Ebert goes on to compare his own personal reactions to Titian’s “Venus of Urbino” to the nude of Azizi Johari.

Venus of Urbino painting, reclining nude woman on a couch with one hand on her genitals

I’ll throw in one of Laurie’s photographs here to make the contrasts more interesting.

fat African American woman lying on a couch

The two big questions in the NSFW controversy are:

1) What differentiates art nudes from erotic/pornographic nudes?

We have a peculiar cultural consensus that old paintings are art and contemporary photographs are erotica. In this case, the distinction is further confused by the fact that Playboy photographs are consciously and unambiguously intended to be erotica (and Ebert talks about how much more erotic he finds the photograph of Azizi Johari than he finds the painting). At the same time, it seems pretty clear that Titian also had conscious erotic intent in his painting, especially given the placement of the model’s hand. Laurie does not have conscious erotic intent in her photographs of nudes, and yet she is (as am I) very aware that any nude can have an erotic effect on the viewer. The same is true, to varying degrees, of most photographs of people, but nudes are still a special case.

In the end, the only important difference is in the eye of the beholder. Which takes us neatly to …

2) What are the workplace issues?

Susie Bright thinks the workplace issues are class-based, and have to do with the difference between prestigious publications and individuals or small publishers. This is actually less convincing given that Ebert’s column is in the Chicago Sun-Times, but she’s certainly not completely wrong, in the sense that browsing a Vanity Fair article with bare breasts will (often) get a different workplace reaction than browsing our site, or old Playmates online. Also, both Bright and Ebert are open about not having worked in offices for many years.

I work in a (liberal, friendly, open-minded) cube farm. I’m writing this blog from work and I’ve had all three pictures on my screen at various times. It’s an edgy choice. I’m at virtually no risk of getting fired, but I could easily get reprimanded. (At the same time, for a while it was part of my job to look at actual porn sites if their domain names were based on our company trademarks. That was much more nervewracking.) Because my job is not at stake, the biggest issue for me is not offending or triggering my co-workers. I really don’t want someone to come by and see something which bothers them, and I know the range of things that can bother people is very wide indeed. Certainly it would upset me to walk by a co-worker’s desk and see genuinely violent images, and I probably would ask the HR department to say something to the person involved (just as I do when one of my co-workers posts misogynist political cartoons where anyone who walks by is likely to see them).

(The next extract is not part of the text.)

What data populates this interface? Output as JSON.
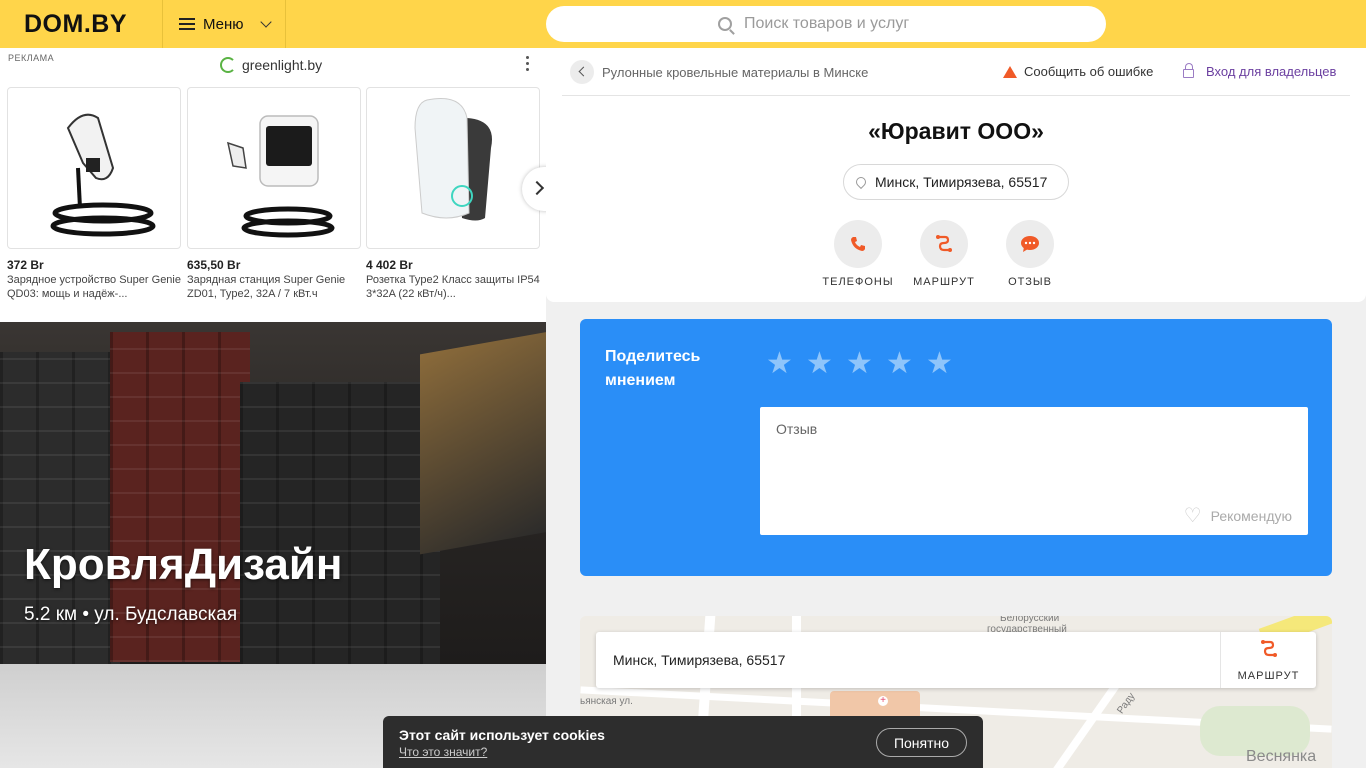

And that’s why we tag our posts “NSFW.” Not because nudes are objectionable, not because Americans are prudes (see Ebert on this point), not because we think people shouldn’t look at the pictures. Obviously, we think people who are interested should look at the pictures. But because no one should lose their job for reading this blog, or looking at this site. And because all of us are bombarded with so many thousands of images every day that we can’t avoid and can’t screen, any little island of protection against the unexpected trigger is a relief.